Nanopores have been proved to be promising analytical platforms for label-free single-molecule biosensing. However, the practical application of nanopores, such as early stage diagnosis tools or the DNA sequencing tools, is restricted by several functional defects. The main aim of this work is to explore multiple approaches to improve the sensitivity and selectivity of a nanopipette based nanopore sensing, by a combination of field-effect transistors or molecular carriers.
In the first part of the thesis, a new class of nanoscale sensors – dubbed a nanopore extended field-effect transistor (nexFET) – is fabricated to control and selectively sense the biomolecules. Through real-time feedback controlling electrodeposition, a tuneable polypyrrole nanopore can be formed on a carbon-coated double-barrel nanopipette tip with one barrel filled with carbon nanoelectrodes. The generated nexFET displays outstanding FET performance and pH sensitivity. Combining the advantages of nanopore single-molecule sensing, field-effect transistors, and recognition chemistry, the nexFETs are subsequently employed to probe DNA and protein molecules. By controlling the gate voltage of the nexFET, the transport of DNA can be improved comprehensively; for example, a higher throughput, a longer dwell time, and a higher signal-to-noise ratio can be achieved. The selectivity of the nexFET can be further improved by functionalising with embedded receptors.
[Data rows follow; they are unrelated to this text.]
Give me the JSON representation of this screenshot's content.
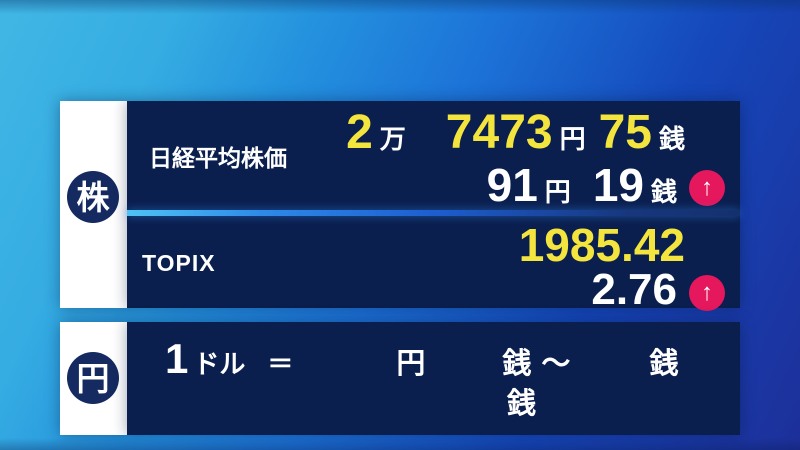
{
  "colors": {
    "panel_navy": "#0b1f4f",
    "tab_circle_navy": "#142a60",
    "accent_yellow": "#f3e53d",
    "arrow_pink": "#e5175d"
  },
  "icons": {
    "up_arrow": "↑"
  },
  "stock_section": {
    "tab_label": "株",
    "nikkei": {
      "label": "日経平均株価",
      "price": {
        "man_value": "2",
        "man_unit": "万",
        "yen_value": "7473",
        "yen_unit": "円",
        "sen_value": "75",
        "sen_unit": "銭"
      },
      "change": {
        "yen_value": "91",
        "yen_unit": "円",
        "sen_value": "19",
        "sen_unit": "銭",
        "direction": "up"
      }
    },
    "topix": {
      "label": "TOPIX",
      "value": "1985.42",
      "change": "2.76",
      "direction": "up"
    }
  },
  "currency_section": {
    "tab_label": "円",
    "rate_row1": {
      "amount": "1",
      "unit": "ドル",
      "equals": "＝",
      "yen_value": "",
      "yen_unit": "円",
      "sen_low": "",
      "sen_unit_low": "銭",
      "tilde": "～",
      "sen_high": "",
      "sen_unit_high": "銭"
    },
    "rate_row2": {
      "sen_value": "",
      "sen_unit": "銭"
    }
  }
}
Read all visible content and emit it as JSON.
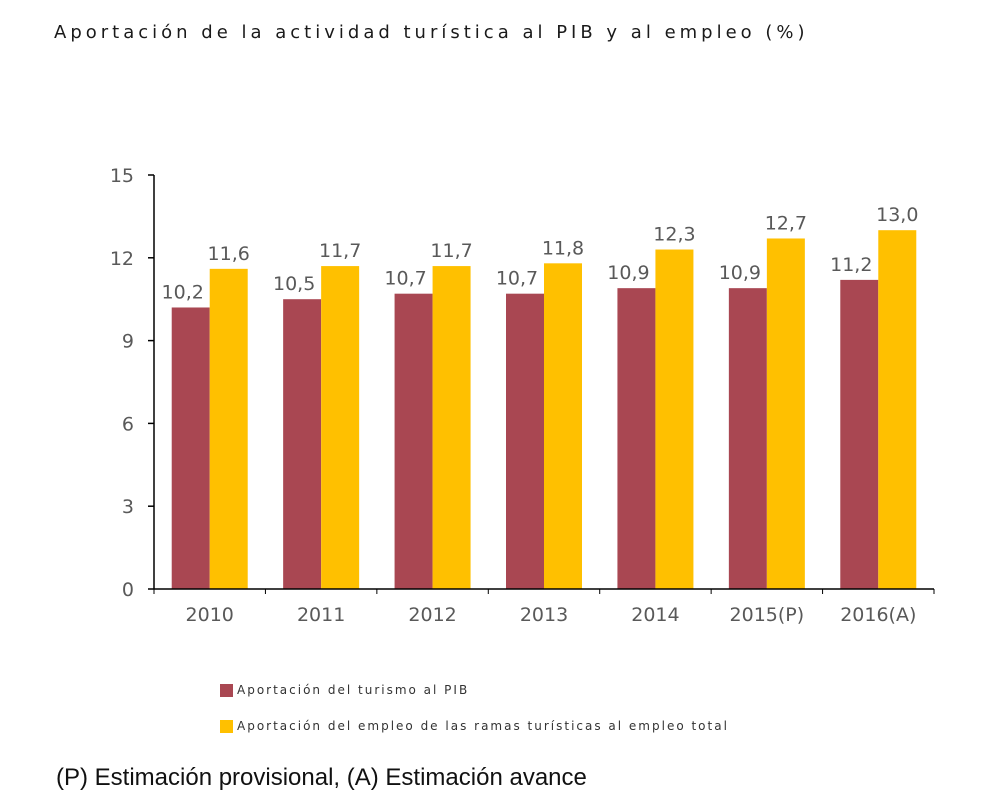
{
  "title": "Aportación de la actividad turística al PIB y al empleo (%)",
  "footnote": "(P) Estimación provisional, (A) Estimación avance",
  "colors": {
    "pib": "#a94752",
    "empleo": "#ffc000",
    "axis": "#000000",
    "text": "#595959"
  },
  "chart_data": {
    "type": "bar",
    "title": "Aportación de la actividad turística al PIB y al empleo (%)",
    "xlabel": "",
    "ylabel": "",
    "ylim": [
      0,
      15
    ],
    "yticks": [
      0,
      3,
      6,
      9,
      12,
      15
    ],
    "categories": [
      "2010",
      "2011",
      "2012",
      "2013",
      "2014",
      "2015(P)",
      "2016(A)"
    ],
    "grid": false,
    "legend_position": "bottom",
    "series": [
      {
        "name": "Aportación del turismo al PIB",
        "values": [
          10.2,
          10.5,
          10.7,
          10.7,
          10.9,
          10.9,
          11.2
        ],
        "labels": [
          "10,2",
          "10,5",
          "10,7",
          "10,7",
          "10,9",
          "10,9",
          "11,2"
        ]
      },
      {
        "name": "Aportación del empleo de las ramas turísticas al empleo total",
        "values": [
          11.6,
          11.7,
          11.7,
          11.8,
          12.3,
          12.7,
          13.0
        ],
        "labels": [
          "11,6",
          "11,7",
          "11,7",
          "11,8",
          "12,3",
          "12,7",
          "13,0"
        ]
      }
    ]
  }
}
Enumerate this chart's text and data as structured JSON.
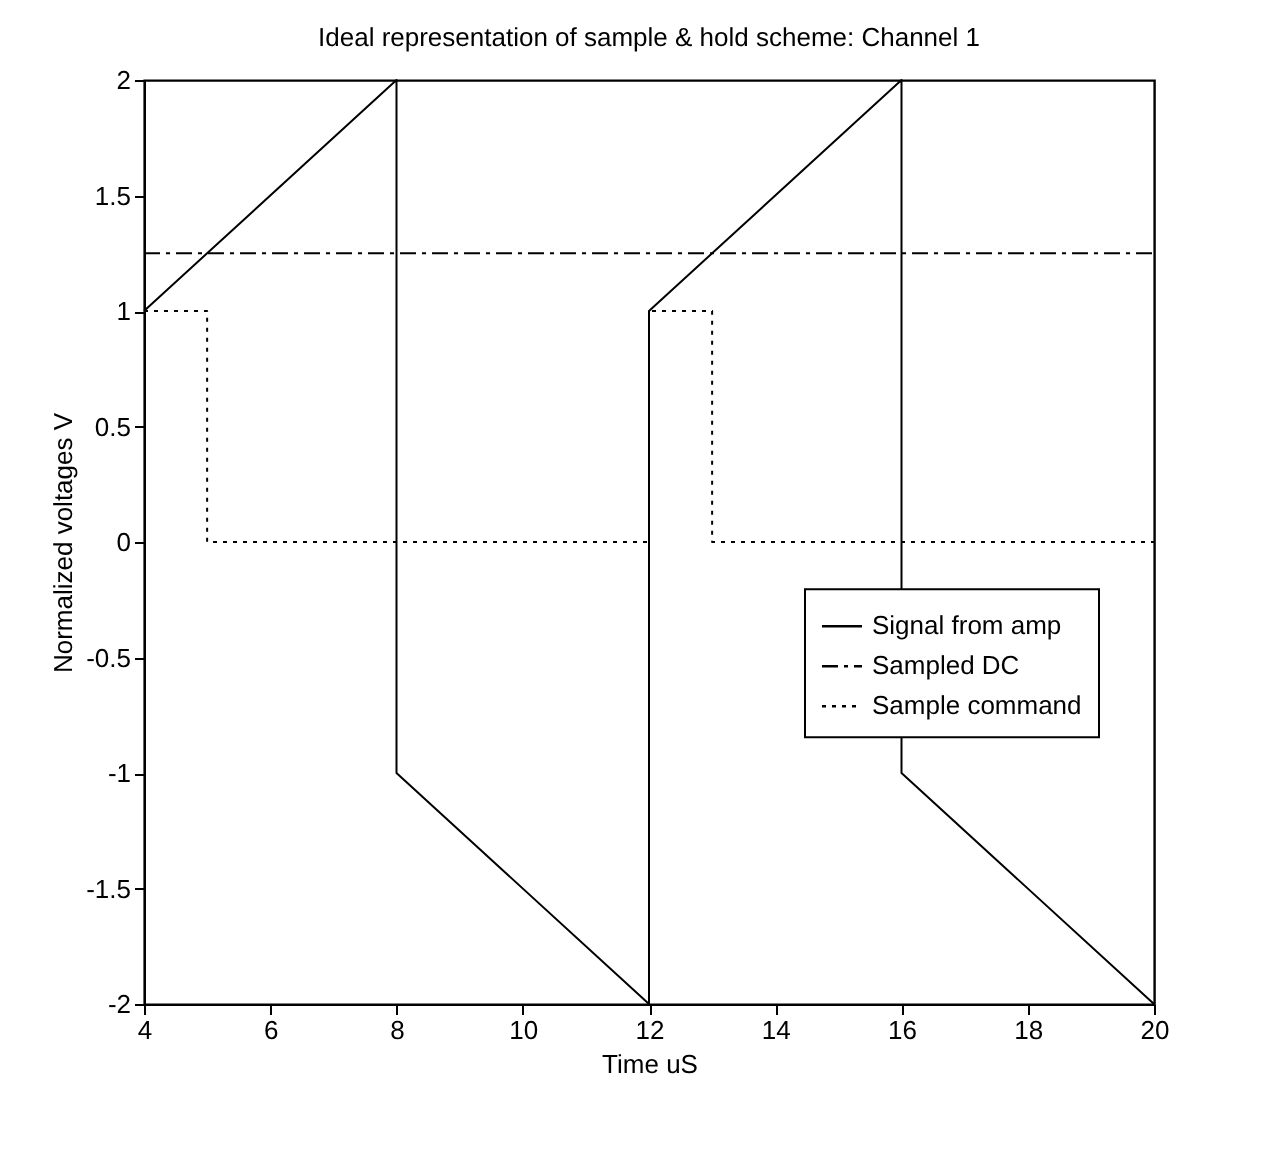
{
  "chart_data": {
    "type": "line",
    "title": "Ideal representation of sample & hold scheme: Channel 1",
    "xlabel": "Time uS",
    "ylabel": "Normalized voltages V",
    "xlim": [
      4,
      20
    ],
    "xticks": [
      4,
      6,
      8,
      10,
      12,
      14,
      16,
      18,
      20
    ],
    "ylim": [
      -2,
      2
    ],
    "yticks": [
      -2,
      -1.5,
      -1,
      -0.5,
      0,
      0.5,
      1,
      1.5,
      2
    ],
    "grid": false,
    "legend": "right",
    "marker": "none",
    "series": [
      {
        "name": "Signal from amp",
        "color": "#000000",
        "line_style": "solid",
        "x": [
          4,
          8,
          8,
          12,
          12,
          16,
          16,
          20
        ],
        "values": [
          1,
          2,
          -1,
          -2,
          1,
          2,
          -1,
          -2
        ]
      },
      {
        "name": "Sampled DC",
        "color": "#000000",
        "line_style": "dashed",
        "x": [
          4,
          20
        ],
        "values": [
          1.25,
          1.25
        ]
      },
      {
        "name": "Sample command",
        "color": "#000000",
        "line_style": "dotted",
        "x": [
          4,
          5,
          5,
          12,
          12,
          13,
          13,
          20
        ],
        "values": [
          1,
          1,
          0,
          0,
          1,
          1,
          0,
          0
        ]
      }
    ]
  }
}
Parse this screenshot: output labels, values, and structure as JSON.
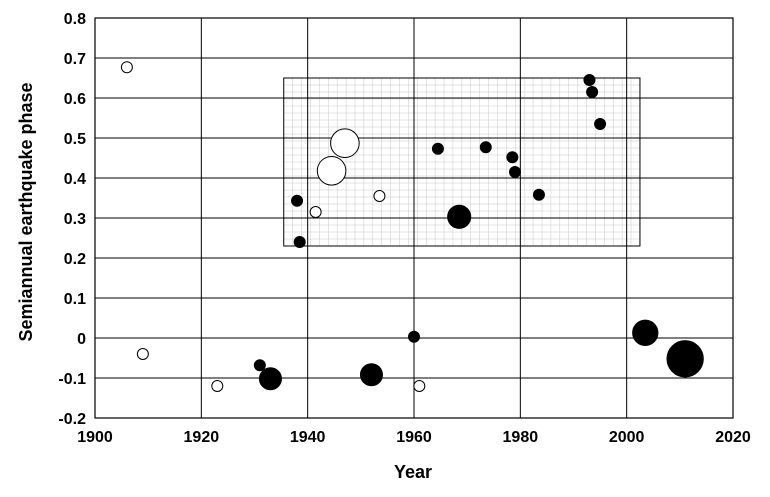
{
  "chart_data": {
    "type": "scatter",
    "title": "",
    "xlabel": "Year",
    "ylabel": "Semiannual earthquake phase",
    "xlim": [
      1900,
      2020
    ],
    "ylim": [
      -0.2,
      0.8
    ],
    "xticks": [
      1900,
      1920,
      1940,
      1960,
      1980,
      2000,
      2020
    ],
    "yticks": [
      -0.2,
      -0.1,
      0,
      0.1,
      0.2,
      0.3,
      0.4,
      0.5,
      0.6,
      0.7,
      0.8
    ],
    "ytick_labels": [
      "-0.2",
      "-0.1",
      "0",
      "0.1",
      "0.2",
      "0.3",
      "0.4",
      "0.5",
      "0.6",
      "0.7",
      "0.8"
    ],
    "grid": true,
    "highlight_box": {
      "x": [
        1935.5,
        2002.5
      ],
      "y": [
        0.23,
        0.65
      ]
    },
    "colors": {
      "filled": "#000000",
      "open_fill": "#ffffff",
      "stroke": "#000000",
      "grid": "#000000",
      "highlight_grid": "#c8c8c8"
    },
    "points": [
      {
        "x": 1906,
        "y": 0.677,
        "size": 1,
        "filled": false
      },
      {
        "x": 1909,
        "y": -0.04,
        "size": 1,
        "filled": false
      },
      {
        "x": 1923,
        "y": -0.12,
        "size": 1,
        "filled": false
      },
      {
        "x": 1931,
        "y": -0.068,
        "size": 1,
        "filled": true
      },
      {
        "x": 1933,
        "y": -0.102,
        "size": 2,
        "filled": true
      },
      {
        "x": 1938,
        "y": 0.343,
        "size": 1,
        "filled": true
      },
      {
        "x": 1938.5,
        "y": 0.24,
        "size": 1,
        "filled": true
      },
      {
        "x": 1941.5,
        "y": 0.315,
        "size": 1,
        "filled": false
      },
      {
        "x": 1944.5,
        "y": 0.418,
        "size": 2.6,
        "filled": false
      },
      {
        "x": 1947,
        "y": 0.487,
        "size": 2.6,
        "filled": false
      },
      {
        "x": 1952,
        "y": -0.092,
        "size": 2,
        "filled": true
      },
      {
        "x": 1953.5,
        "y": 0.355,
        "size": 1,
        "filled": false
      },
      {
        "x": 1960,
        "y": 0.003,
        "size": 1,
        "filled": true
      },
      {
        "x": 1961,
        "y": -0.12,
        "size": 1,
        "filled": false
      },
      {
        "x": 1964.5,
        "y": 0.473,
        "size": 1,
        "filled": true
      },
      {
        "x": 1968.5,
        "y": 0.303,
        "size": 2.1,
        "filled": true
      },
      {
        "x": 1973.5,
        "y": 0.477,
        "size": 1,
        "filled": true
      },
      {
        "x": 1978.5,
        "y": 0.452,
        "size": 1,
        "filled": true
      },
      {
        "x": 1979,
        "y": 0.415,
        "size": 1,
        "filled": true
      },
      {
        "x": 1983.5,
        "y": 0.358,
        "size": 1,
        "filled": true
      },
      {
        "x": 1993,
        "y": 0.645,
        "size": 1,
        "filled": true
      },
      {
        "x": 1993.5,
        "y": 0.615,
        "size": 1,
        "filled": true
      },
      {
        "x": 1995,
        "y": 0.535,
        "size": 1,
        "filled": true
      },
      {
        "x": 2003.5,
        "y": 0.013,
        "size": 2.3,
        "filled": true
      },
      {
        "x": 2011,
        "y": -0.052,
        "size": 3.3,
        "filled": true
      }
    ]
  }
}
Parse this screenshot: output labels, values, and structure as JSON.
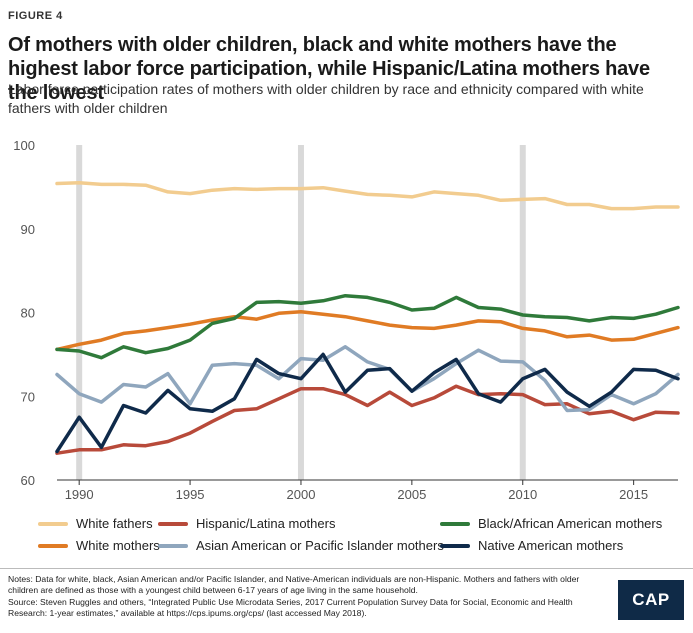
{
  "figure_label": "FIGURE 4",
  "title": "Of mothers with older children, black and white mothers have the highest labor force participation, while Hispanic/Latina mothers have the lowest",
  "subtitle": "Labor force participation rates of mothers with older children by race and ethnicity compared with white fathers with older children",
  "notes": "Notes: Data for white, black, Asian American and/or Pacific Islander, and Native-American individuals are non-Hispanic. Mothers and fathers with older children are defined as those with a youngest child between 6-17 years of age living in the same household.",
  "source": "Source: Steven Ruggles and others, “Integrated Public Use Microdata Series, 2017 Current Population Survey Data for Social, Economic and Health Research: 1-year estimates,” available at https://cps.ipums.org/cps/ (last accessed May 2018).",
  "logo_text": "CAP",
  "chart_data": {
    "type": "line",
    "title": "",
    "xlabel": "",
    "ylabel": "",
    "xlim": [
      1989,
      2017
    ],
    "ylim": [
      60,
      100
    ],
    "x_ticks": [
      1990,
      1995,
      2000,
      2005,
      2010,
      2015
    ],
    "y_ticks": [
      60,
      70,
      80,
      90,
      100
    ],
    "grid": false,
    "recession_bars": [
      1990,
      2000,
      2010
    ],
    "legend_position": "bottom",
    "x": [
      1989,
      1990,
      1991,
      1992,
      1993,
      1994,
      1995,
      1996,
      1997,
      1998,
      1999,
      2000,
      2001,
      2002,
      2003,
      2004,
      2005,
      2006,
      2007,
      2008,
      2009,
      2010,
      2011,
      2012,
      2013,
      2014,
      2015,
      2016,
      2017
    ],
    "series": [
      {
        "name": "White fathers",
        "color": "#f2cc8f",
        "values": [
          95.4,
          95.5,
          95.3,
          95.3,
          95.2,
          94.4,
          94.2,
          94.6,
          94.8,
          94.7,
          94.8,
          94.8,
          94.9,
          94.5,
          94.1,
          94.0,
          93.8,
          94.4,
          94.2,
          94.0,
          93.4,
          93.5,
          93.6,
          92.9,
          92.9,
          92.4,
          92.4,
          92.6,
          92.6
        ]
      },
      {
        "name": "White mothers",
        "color": "#e07b24",
        "values": [
          75.6,
          76.2,
          76.7,
          77.5,
          77.8,
          78.2,
          78.6,
          79.1,
          79.5,
          79.2,
          79.9,
          80.1,
          79.8,
          79.5,
          79.0,
          78.5,
          78.2,
          78.1,
          78.5,
          79.0,
          78.9,
          78.1,
          77.8,
          77.1,
          77.3,
          76.7,
          76.8,
          77.5,
          78.2
        ]
      },
      {
        "name": "Hispanic/Latina mothers",
        "color": "#b84a3a",
        "values": [
          63.2,
          63.6,
          63.6,
          64.2,
          64.1,
          64.6,
          65.6,
          67.0,
          68.3,
          68.5,
          69.7,
          70.9,
          70.9,
          70.2,
          68.9,
          70.5,
          68.9,
          69.8,
          71.2,
          70.2,
          70.3,
          70.2,
          69.0,
          69.1,
          67.9,
          68.2,
          67.2,
          68.1,
          68.0
        ]
      },
      {
        "name": "Asian American or Pacific Islander mothers",
        "color": "#8fa6bd",
        "values": [
          72.6,
          70.3,
          69.3,
          71.4,
          71.1,
          72.7,
          69.1,
          73.7,
          73.9,
          73.7,
          72.1,
          74.5,
          74.3,
          75.9,
          74.1,
          73.2,
          70.6,
          72.1,
          73.9,
          75.5,
          74.2,
          74.1,
          71.9,
          68.3,
          68.4,
          70.2,
          69.1,
          70.3,
          72.6
        ]
      },
      {
        "name": "Black/African American mothers",
        "color": "#2f7a3a",
        "values": [
          75.6,
          75.4,
          74.6,
          75.9,
          75.2,
          75.7,
          76.7,
          78.7,
          79.3,
          81.2,
          81.3,
          81.1,
          81.4,
          82.0,
          81.8,
          81.2,
          80.3,
          80.5,
          81.8,
          80.6,
          80.4,
          79.7,
          79.5,
          79.4,
          79.0,
          79.4,
          79.3,
          79.8,
          80.6
        ]
      },
      {
        "name": "Native American mothers",
        "color": "#0f2a4a",
        "values": [
          63.4,
          67.5,
          63.9,
          68.9,
          68.0,
          70.7,
          68.5,
          68.2,
          69.7,
          74.4,
          72.7,
          72.1,
          75.0,
          70.5,
          73.1,
          73.3,
          70.6,
          72.8,
          74.4,
          70.3,
          69.3,
          72.1,
          73.2,
          70.5,
          68.8,
          70.5,
          73.2,
          73.1,
          72.1
        ]
      }
    ]
  }
}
Attention is then focussed to explore novel strategies for selective biomolecular sensing using nanopipettes, and molecular carriers and probes. Here, I design probes based on the dimerisation of gold nanoparticles (NP), which can be used for the detection of biological targets. Two strategies are employed: 1) aptamer-modified NP dimers are used to target biomarkers, and 2) antibody-modified NP monomers dimerise and self-assemble based on the binding of an antigen target. Importantly, we demonstrate that nanopore sensing can be utilised with both strategies to quantify bound analytes from unbound ones and, in the process, perform single-molecule binding assays.
In summary, multiple approaches including functionalised nanopores, novel molecular carriers, and novel molecular probes were designed and developed. As they can address various limitations of nanopore-based biosensors, these improved methods are expected to pave the way for the practical application of nanopores in early diagnostics and therapeutics.